By his 10th birthday, Lucky had been arrested for shoplifting, started his own gang, and his first racket. He charged Jewish kids one penny for protection walking to and from school. If they didn’t pay, he beat them up. Business flourished, with Lucky earning an average of twenty-five cents a week, quite a sum in those days. He earned more each week until he came across a small Jewish boy named Meyer Lansky who fought back. Lansky could throw a punch as well as Lucky. After several loses Lucky concluded Meyer would be best fit on his side and not against. Like minded, Meyer wanted a piece of Lucky’s racket forcing Lucky to double the daily protection cost to two cents per day, per kid.
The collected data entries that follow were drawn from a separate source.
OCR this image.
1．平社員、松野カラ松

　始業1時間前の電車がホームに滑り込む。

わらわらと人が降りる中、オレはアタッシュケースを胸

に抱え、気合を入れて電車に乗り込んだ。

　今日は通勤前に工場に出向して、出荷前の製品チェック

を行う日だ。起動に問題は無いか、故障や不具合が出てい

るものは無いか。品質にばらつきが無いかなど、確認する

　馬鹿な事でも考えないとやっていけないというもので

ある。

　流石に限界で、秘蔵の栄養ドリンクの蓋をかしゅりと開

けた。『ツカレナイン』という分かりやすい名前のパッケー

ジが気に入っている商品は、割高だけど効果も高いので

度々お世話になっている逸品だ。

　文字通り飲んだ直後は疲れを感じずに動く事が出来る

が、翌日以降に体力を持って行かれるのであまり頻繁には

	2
In 1916 Luciano, recently released from reform school for peddling narcotics, became the leader of the Five Points Gang where he continued to make a name for himself. Local law enforcement named Lucky in several unsolved murders but didn’t have the evidence to bring about charges. By 1920, Luciano and the Five Points Gang had grown in members. Joining Lucky was Jewsish gangster Bugsy Siegel, Frank Costello, and Vito Genovese. All but Siegel, would become boss of the future Genovese family.
With the start of prohibition, bootlegging became their number one money maker for the first part of the 1920’s. By the time he reached 28 years old Lucky grossed over 12 million dollars per year, but due to the political costs of paying politicians, law enforcement, and other mafia leaders, he saw little of it. A creative criminal mind, it wasn’t long before Luciano saw an opening to keep more of the wealth for himself and his underworld family. The opportunity came when then powerful crime boss Joe Masseria and rival Salvatore Maranzano became tangled in a war famously called the Castellammarese War. Both Masseria and Maranzano were vying for the top spot in New York and recruited Lucky and his Jewish friends to join them. Luciano allowed both Masseria and Maranzano think he was united with them.
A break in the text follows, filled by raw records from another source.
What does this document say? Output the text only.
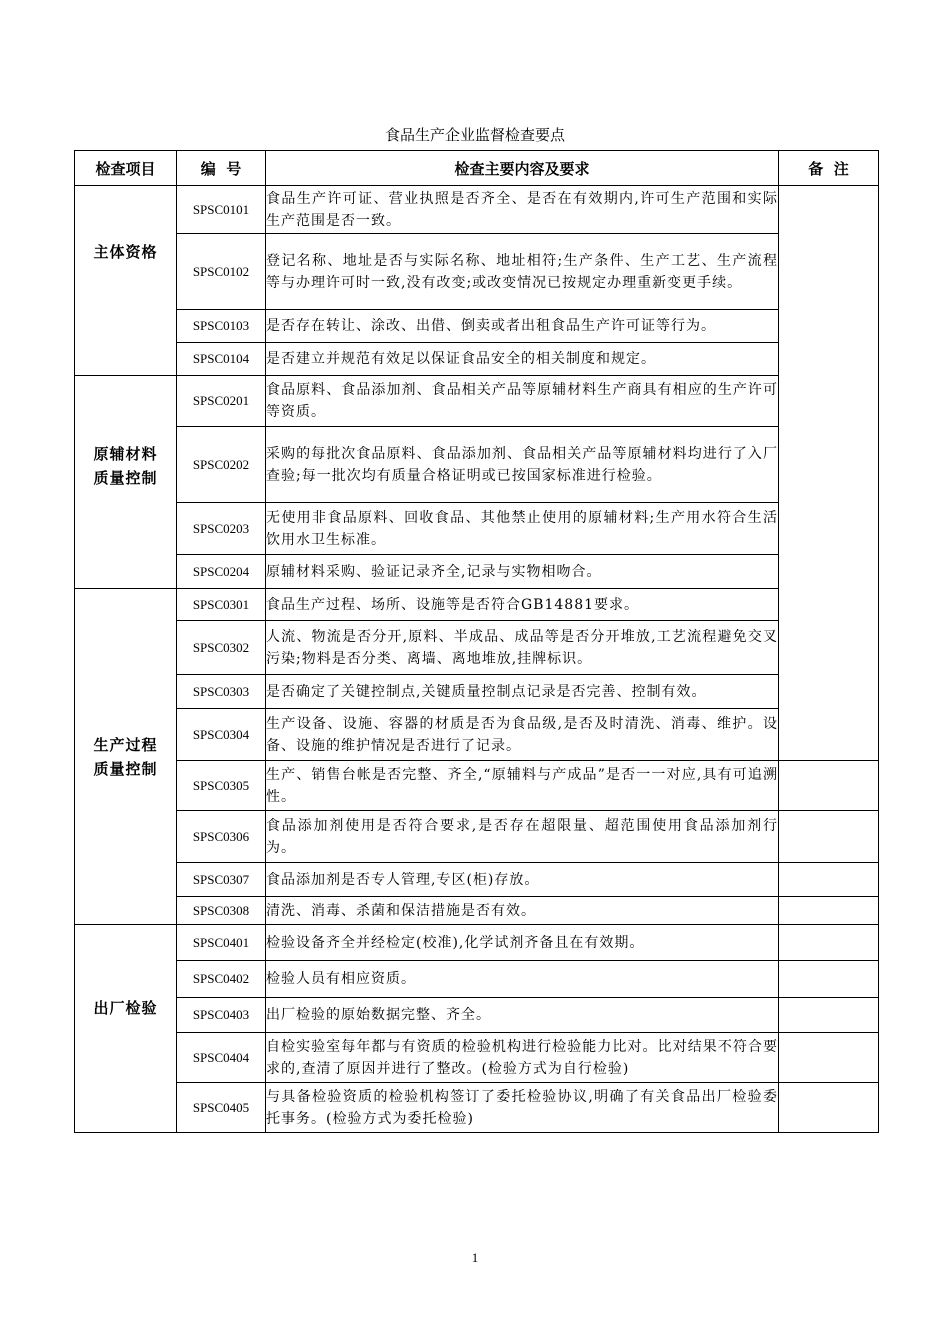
食品生产企业监督检查要点
检查项目	编  号	检查主要内容及要求	备  注
主体资格	SPSC0101	食品生产许可证、营业执照是否齐全、是否在有效期内,许可生产范围和实际生产范围是否一致。	
	SPSC0102	登记名称、地址是否与实际名称、地址相符;生产条件、生产工艺、生产流程等与办理许可时一致,没有改变;或改变情况已按规定办理重新变更手续。	
	SPSC0103	是否存在转让、涂改、出借、倒卖或者出租食品生产许可证等行为。	
	SPSC0104	是否建立并规范有效足以保证食品安全的相关制度和规定。	

原辅材料
质量控制	SPSC0201	食品原料、食品添加剂、食品相关产品等原辅材料生产商具有相应的生产许可等资质。	
	SPSC0202	采购的每批次食品原料、食品添加剂、食品相关产品等原辅材料均进行了入厂查验;每一批次均有质量合格证明或已按国家标准进行检验。	
	SPSC0203	无使用非食品原料、回收食品、其他禁止使用的原辅材料;生产用水符合生活饮用水卫生标准。	
	SPSC0204	原辅材料采购、验证记录齐全,记录与实物相吻合。	

生产过程
质量控制	SPSC0301	食品生产过程、场所、设施等是否符合GB14881要求。	
	SPSC0302	人流、物流是否分开,原料、半成品、成品等是否分开堆放,工艺流程避免交叉污染;物料是否分类、离墙、离地堆放,挂牌标识。	
	SPSC0303	是否确定了关键控制点,关键质量控制点记录是否完善、控制有效。	
	SPSC0304	生产设备、设施、容器的材质是否为食品级,是否及时清洗、消毒、维护。设备、设施的维护情况是否进行了记录。	
	SPSC0305	生产、销售台帐是否完整、齐全,“原辅料与产成品”是否一一对应,具有可追溯性。	
	SPSC0306	食品添加剂使用是否符合要求,是否存在超限量、超范围使用食品添加剂行为。	
	SPSC0307	食品添加剂是否专人管理,专区(柜)存放。	
	SPSC0308	清洗、消毒、杀菌和保洁措施是否有效。	
出厂检验	SPSC0401	检验设备齐全并经检定(校准),化学试剂齐备且在有效期。	
	SPSC0402	检验人员有相应资质。	
	SPSC0403	出厂检验的原始数据完整、齐全。	
	SPSC0404	自检实验室每年都与有资质的检验机构进行检验能力比对。比对结果不符合要求的,查清了原因并进行了整改。(检验方式为自行检验)	
	SPSC0405	与具备检验资质的检验机构签订了委托检验协议,明确了有关食品出厂检验委托事务。(检验方式为委托检验)	
1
In 1929 Lucky was abducted, beaten, and slashed by a group of men who left him for dead on New York Beach. Hesurvived and later learned from Meyer Lansky that Maranzano was behind the attack. Marazano feared Lucky’s strength and wanted him out of the way. After the attack, Masseria took the event to bring Lucky closer to his side, but it was Lucky who played Masseria. After secret talks with Maranzano (where Maranzano apologized for the attack) Luciano agreed to kill Masseria for the second in command position on Maranzano’s gang. On April 15, 1931 Luciano hired gunmen entered a restaurant and shot Masseria while he ate dinner. Luciano, who accompanied Masseria, had convientiantly left the table for the restroom as the gunmen entered. With Masseria out, the Castellammarese War ended and Salvatore Maranzano declared himself the “Boss of Bosses” and Lucky took his spot as his second in command.
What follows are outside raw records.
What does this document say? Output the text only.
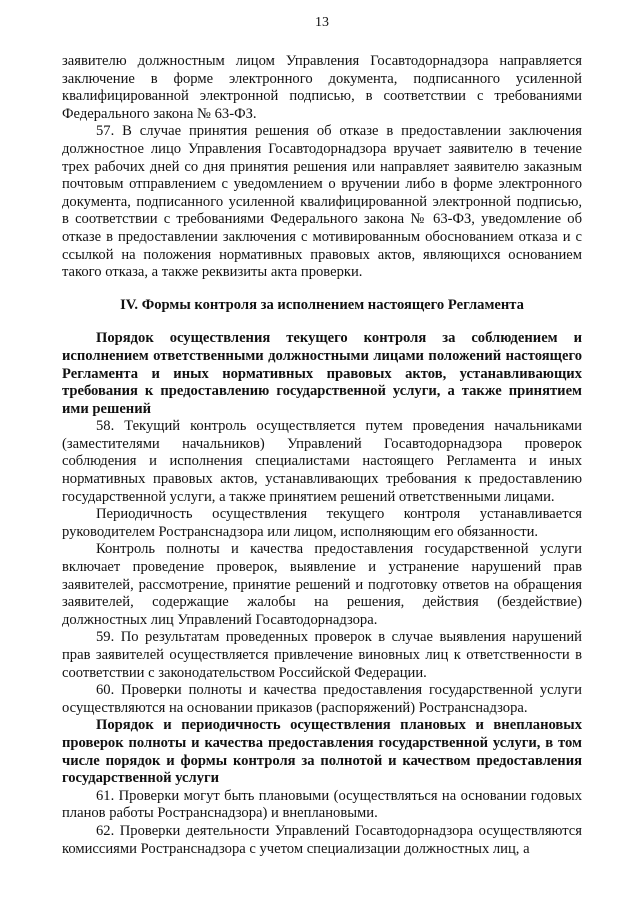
13

заявителю должностным лицом Управления Госавтодорнадзора направляется заключение в форме электронного документа, подписанного усиленной квалифицированной электронной подписью, в соответствии с требованиями Федерального закона № 63-ФЗ.

57. В случае принятия решения об отказе в предоставлении заключения должностное лицо Управления Госавтодорнадзора вручает заявителю в течение трех рабочих дней со дня принятия решения или направляет заявителю заказным почтовым отправлением с уведомлением о вручении либо в форме электронного документа, подписанного усиленной квалифицированной электронной подписью, в соответствии с требованиями Федерального закона № 63-ФЗ, уведомление об отказе в предоставлении заключения с мотивированным обоснованием отказа и с ссылкой на положения нормативных правовых актов, являющихся основанием такого отказа, а также реквизиты акта проверки.

IV. Формы контроля за исполнением настоящего Регламента

Порядок осуществления текущего контроля за соблюдением и исполнением ответственными должностными лицами положений настоящего Регламента и иных нормативных правовых актов, устанавливающих требования к предоставлению государственной услуги, а также принятием ими решений

58. Текущий контроль осуществляется путем проведения начальниками (заместителями начальников) Управлений Госавтодорнадзора проверок соблюдения и исполнения специалистами настоящего Регламента и иных нормативных правовых актов, устанавливающих требования к предоставлению государственной услуги, а также принятием решений ответственными лицами.

Периодичность осуществления текущего контроля устанавливается руководителем Ространснадзора или лицом, исполняющим его обязанности.

Контроль полноты и качества предоставления государственной услуги включает проведение проверок, выявление и устранение нарушений прав заявителей, рассмотрение, принятие решений и подготовку ответов на обращения заявителей, содержащие жалобы на решения, действия (бездействие) должностных лиц Управлений Госавтодорнадзора.

59. По результатам проведенных проверок в случае выявления нарушений прав заявителей осуществляется привлечение виновных лиц к ответственности в соответствии с законодательством Российской Федерации.

60. Проверки полноты и качества предоставления государственной услуги осуществляются на основании приказов (распоряжений) Ространснадзора.

Порядок и периодичность осуществления плановых и внеплановых проверок полноты и качества предоставления государственной услуги, в том числе порядок и формы контроля за полнотой и качеством предоставления государственной услуги

61. Проверки могут быть плановыми (осуществляться на основании годовых планов работы Ространснадзора) и внеплановыми.

62. Проверки деятельности Управлений Госавтодорнадзора осуществляются комиссиями Ространснадзора с учетом специализации должностных лиц, а
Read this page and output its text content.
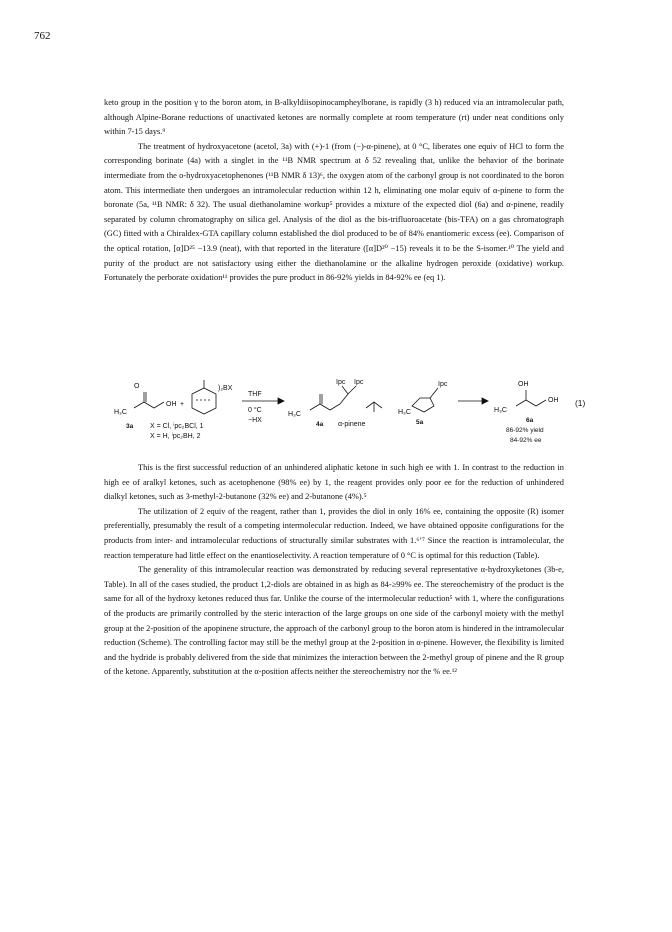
762

keto group in the position γ to the boron atom, in B-alkyldiisopinocampheylborane, is rapidly (3 h) reduced via an intramolecular path, although Alpine-Borane reductions of unactivated ketones are normally complete at room temperature (rt) under neat conditions only within 7-15 days.⁹

The treatment of hydroxyacetone (acetol, 3a) with (+)-1 (from (−)-α-pinene), at 0 °C, liberates one equiv of HCl to form the corresponding borinate (4a) with a singlet in the ¹¹B NMR spectrum at δ 52 revealing that, unlike the behavior of the borinate intermediate from the o-hydroxyacetophenones (¹¹B NMR δ 13)⁶, the oxygen atom of the carbonyl group is not coordinated to the boron atom. This intermediate then undergoes an intramolecular reduction within 12 h, eliminating one molar equiv of α-pinene to form the boronate (5a, ¹¹B NMR: δ 32). The usual diethanolamine workup⁵ provides a mixture of the expected diol (6a) and α-pinene, readily separated by column chromatography on silica gel. Analysis of the diol as the bis-trifluoroacetate (bis-TFA) on a gas chromatograph (GC) fitted with a Chiraldex-GTA capillary column established the diol produced to be of 84% enantiomeric excess (ee). Comparison of the optical rotation, [α]D²⁵ −13.9 (neat), with that reported in the literature ([α]D²⁰ −15) reveals it to be the S-isomer.¹⁰ The yield and purity of the product are not satisfactory using either the diethanolamine or the alkaline hydrogen peroxide (oxidative) workup. Fortunately the perborate oxidation¹¹ provides the pure product in 86-92% yields in 84-92% ee (eq 1).

O
H₃C
OH +
)₂BX
3a X = Cl, ⁱpc₂BCl, 1
X = H, ⁱpc₂BH, 2
THF
0 °C
−HX
H₃C
Ipc Ipc
4a α-pinene
H₃C
Ipc
5a
H₃C
OH
OH
6a
86-92% yield
84-92% ee
(1)

This is the first successful reduction of an unhindered aliphatic ketone in such high ee with 1. In contrast to the reduction in high ee of aralkyl ketones, such as acetophenone (98% ee) by 1, the reagent provides only poor ee for the reduction of unhindered dialkyl ketones, such as 3-methyl-2-butanone (32% ee) and 2-butanone (4%).⁵

The utilization of 2 equiv of the reagent, rather than 1, provides the diol in only 16% ee, containing the opposite (R) isomer preferentially, presumably the result of a competing intermolecular reduction. Indeed, we have obtained opposite configurations for the products from inter- and intramolecular reductions of structurally similar substrates with 1.⁶ʼ⁷ Since the reaction is intramolecular, the reaction temperature had little effect on the enantioselectivity. A reaction temperature of 0 °C is optimal for this reduction (Table).

The generality of this intramolecular reaction was demonstrated by reducing several representative α-hydroxyketones (3b-e, Table). In all of the cases studied, the product 1,2-diols are obtained in as high as 84-≥99% ee. The stereochemistry of the product is the same for all of the hydroxy ketones reduced thus far. Unlike the course of the intermolecular reduction⁵ with 1, where the configurations of the products are primarily controlled by the steric interaction of the large groups on one side of the carbonyl moiety with the methyl group at the 2-position of the apopinene structure, the approach of the carbonyl group to the boron atom is hindered in the intramolecular reduction (Scheme). The controlling factor may still be the methyl group at the 2-position in α-pinene. However, the flexibility is limited and the hydride is probably delivered from the side that minimizes the interaction between the 2-methyl group of pinene and the R group of the ketone. Apparently, substitution at the α-position affects neither the stereochemistry nor the % ee.¹²
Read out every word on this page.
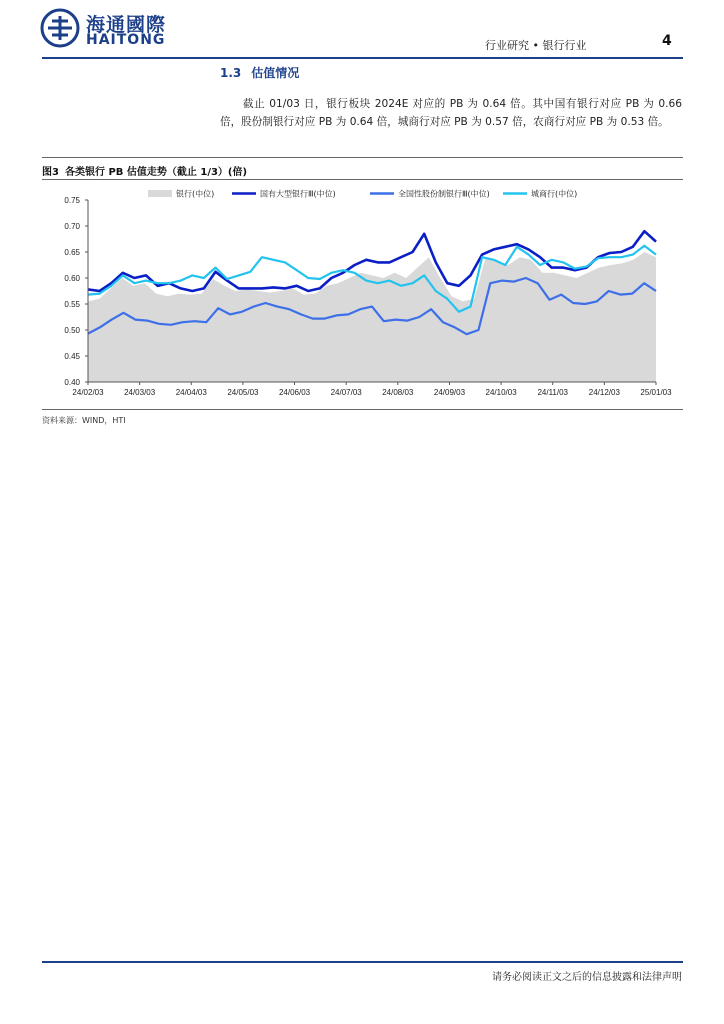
海通國際
HAITONG	行业研究 • 银行行业	4
1.3 估值情况
截止 01/03 日，银行板块 2024E 对应的 PB 为 0.64 倍。其中国有银行对应 PB 为 0.66 倍，股份制银行对应 PB 为 0.64 倍，城商行对应 PB 为 0.57 倍，农商行对应 PB 为 0.53 倍。
图3 各类银行 PB 估值走势（截止 1/3）(倍)
银行(中位)	国有大型银行Ⅲ(中位)	全国性股份制银行Ⅲ(中位)	城商行(中位)
0.75
0.70
0.65
0.60
0.55
0.50
0.45
0.40
24/02/03	24/03/03	24/04/03	24/05/03	24/06/03	24/07/03	24/08/03	24/09/03	24/10/03	24/11/03	24/12/03	25/01/03
资料来源：WIND，HTI
请务必阅读正文之后的信息披露和法律声明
Maranzano didn’t hesitate in reorganizing the gangs in New York. He established five different gangs, he called “families” and appointed a boss for each family. Maranzano appointed Luciano the new boss of the Masseria family renaming it the Luciano Family. In an effort to make sure his family was the strongest, Maranzano also whittled down many of the rackets each former gang had built up and transferred them to his own family. Luciano recognized this but in reality he was biding his time before he made a move for Maranzano. As it turns out he wouldn’t wait long. In early September of the same year Luciano and his second in command Vito Genovese learned of a plot by Maranzano to have them killed. On September 10, 1931 when Luciano and Genovese were asked to meet with Maranzano, Luciano sent five Jewish gangsters posing as FBI agents to Maranzano’s office instead. Maranzano was stabbed and shot before being thrown out of his office window. Several Maranzano soldiers were also found slain that day as Luciano made sure there would be no one powerful enough to stand up against him.With Maranzano dead, Lucky Luciano became the most powerful mobster in the United States.
Shortly after taking control of New York, Luciano called the leaders of each family in New York and twenty-one other families across the country to a meeting. There Luciano unveiled his creation, a governing body that would lead all of the families across the country. Several of the larger families would get a seat at the table to aid in settling disputes between families, defining territories, and the induction of “made men”. He called this panel “The Commission”.